Faster Or Fumbly?

I’m not a fan of extended mag releases or slide-stops since both make it more likely you’ll activate them accidentally. Controls that can shut the gun down, with the sole exception of the safety, should be standard size. Controls you use intermittently shouldn’t be positioned (too big) where they hamper ordinary function.

Larger thumb safeties, especially on 1911-pattern pistols — which used to come equipped with safeties the size of a zipper tab — increase your ability to hit them in a hurry. This theoretically makes the pistol’s operation more certain. The tradeoff is the larger the thumb safety, the greater the chance your hand, inertia, or some combination of the two will knock it back into the “on” position, shutting down the gun.

This problem is why many schools train you to shoot “high thumb” with your thumb riding the safety. It keeps your hand from knocking the safety up during recoil. That helps, but on a 1911 it creates a problem when paired with a beavertail grip safety. Beavertails keep the hammer from biting you, spread recoil across a larger part of the hand, and allow the pistol to ride lower, reducing felt recoil.
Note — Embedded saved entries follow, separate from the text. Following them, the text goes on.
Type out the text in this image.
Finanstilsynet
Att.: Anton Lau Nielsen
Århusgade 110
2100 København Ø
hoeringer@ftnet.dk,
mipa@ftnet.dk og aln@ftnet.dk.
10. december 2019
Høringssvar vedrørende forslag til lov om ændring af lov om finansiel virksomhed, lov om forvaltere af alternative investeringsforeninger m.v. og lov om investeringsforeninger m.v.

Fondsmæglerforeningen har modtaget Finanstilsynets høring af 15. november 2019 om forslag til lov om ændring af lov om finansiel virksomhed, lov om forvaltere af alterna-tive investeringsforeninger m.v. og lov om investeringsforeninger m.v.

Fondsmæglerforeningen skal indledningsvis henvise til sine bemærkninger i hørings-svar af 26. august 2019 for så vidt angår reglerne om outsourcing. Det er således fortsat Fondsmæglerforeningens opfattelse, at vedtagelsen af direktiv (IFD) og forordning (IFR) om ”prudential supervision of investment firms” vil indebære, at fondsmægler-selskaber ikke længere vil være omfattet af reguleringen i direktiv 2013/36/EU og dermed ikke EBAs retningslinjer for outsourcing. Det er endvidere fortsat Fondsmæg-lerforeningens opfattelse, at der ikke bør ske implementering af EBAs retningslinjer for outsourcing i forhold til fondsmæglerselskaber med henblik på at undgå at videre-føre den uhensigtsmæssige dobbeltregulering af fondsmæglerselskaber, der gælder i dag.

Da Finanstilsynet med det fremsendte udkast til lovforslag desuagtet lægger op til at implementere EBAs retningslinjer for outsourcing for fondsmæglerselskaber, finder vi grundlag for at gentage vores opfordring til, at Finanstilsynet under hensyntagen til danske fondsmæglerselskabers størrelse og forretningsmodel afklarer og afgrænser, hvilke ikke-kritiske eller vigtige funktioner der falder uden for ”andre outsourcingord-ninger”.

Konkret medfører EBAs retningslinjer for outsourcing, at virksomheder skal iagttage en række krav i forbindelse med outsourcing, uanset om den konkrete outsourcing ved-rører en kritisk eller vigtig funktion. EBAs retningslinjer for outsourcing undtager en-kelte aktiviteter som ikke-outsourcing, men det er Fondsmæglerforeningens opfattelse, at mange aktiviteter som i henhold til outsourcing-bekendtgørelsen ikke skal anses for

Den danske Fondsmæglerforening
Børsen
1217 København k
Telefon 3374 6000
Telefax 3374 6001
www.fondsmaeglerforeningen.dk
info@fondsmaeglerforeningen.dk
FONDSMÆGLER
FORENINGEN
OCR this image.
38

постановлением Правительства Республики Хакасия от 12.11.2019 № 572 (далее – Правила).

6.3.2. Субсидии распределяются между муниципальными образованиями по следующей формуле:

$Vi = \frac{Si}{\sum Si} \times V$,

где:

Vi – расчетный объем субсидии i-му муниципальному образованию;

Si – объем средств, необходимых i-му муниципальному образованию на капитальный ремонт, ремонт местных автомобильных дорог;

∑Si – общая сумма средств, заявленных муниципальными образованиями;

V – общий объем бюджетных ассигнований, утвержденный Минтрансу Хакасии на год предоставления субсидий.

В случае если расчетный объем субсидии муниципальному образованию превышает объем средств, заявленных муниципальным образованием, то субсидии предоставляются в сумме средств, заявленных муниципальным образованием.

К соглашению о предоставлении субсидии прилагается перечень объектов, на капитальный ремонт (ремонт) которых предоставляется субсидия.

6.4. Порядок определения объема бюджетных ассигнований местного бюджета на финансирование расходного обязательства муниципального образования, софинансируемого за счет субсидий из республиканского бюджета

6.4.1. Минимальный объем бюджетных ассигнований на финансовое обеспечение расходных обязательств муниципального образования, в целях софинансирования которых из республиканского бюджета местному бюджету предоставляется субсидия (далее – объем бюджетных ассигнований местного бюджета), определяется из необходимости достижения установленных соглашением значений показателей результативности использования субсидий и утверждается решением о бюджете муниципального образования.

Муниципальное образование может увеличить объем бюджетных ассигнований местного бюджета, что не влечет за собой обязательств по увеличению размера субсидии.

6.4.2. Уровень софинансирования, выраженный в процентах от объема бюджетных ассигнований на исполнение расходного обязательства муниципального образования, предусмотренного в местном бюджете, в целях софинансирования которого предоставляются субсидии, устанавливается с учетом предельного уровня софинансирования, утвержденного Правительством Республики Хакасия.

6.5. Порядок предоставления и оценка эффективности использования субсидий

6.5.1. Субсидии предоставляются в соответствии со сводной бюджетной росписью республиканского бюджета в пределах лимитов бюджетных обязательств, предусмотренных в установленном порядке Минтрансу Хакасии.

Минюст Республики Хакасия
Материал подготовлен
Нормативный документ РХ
The high-thumb grip also changes the part of your hand contacting the grip safety. The top of the hand pushes against the curved underside of the safety, effectively trying to put it on. This interaction of thumb and grip safeties explains the design of many beavertail safeties, including “speed bumps,” high undercuts and the existence of the Wayne Novak-designed “Answer” — a one-piece backstrap eliminating the grip safety entirely.

If you can’t train your hand to work both reliably, options include a smaller thumb safety tab you won’t knock on, or modifying the engagement of the grip safety.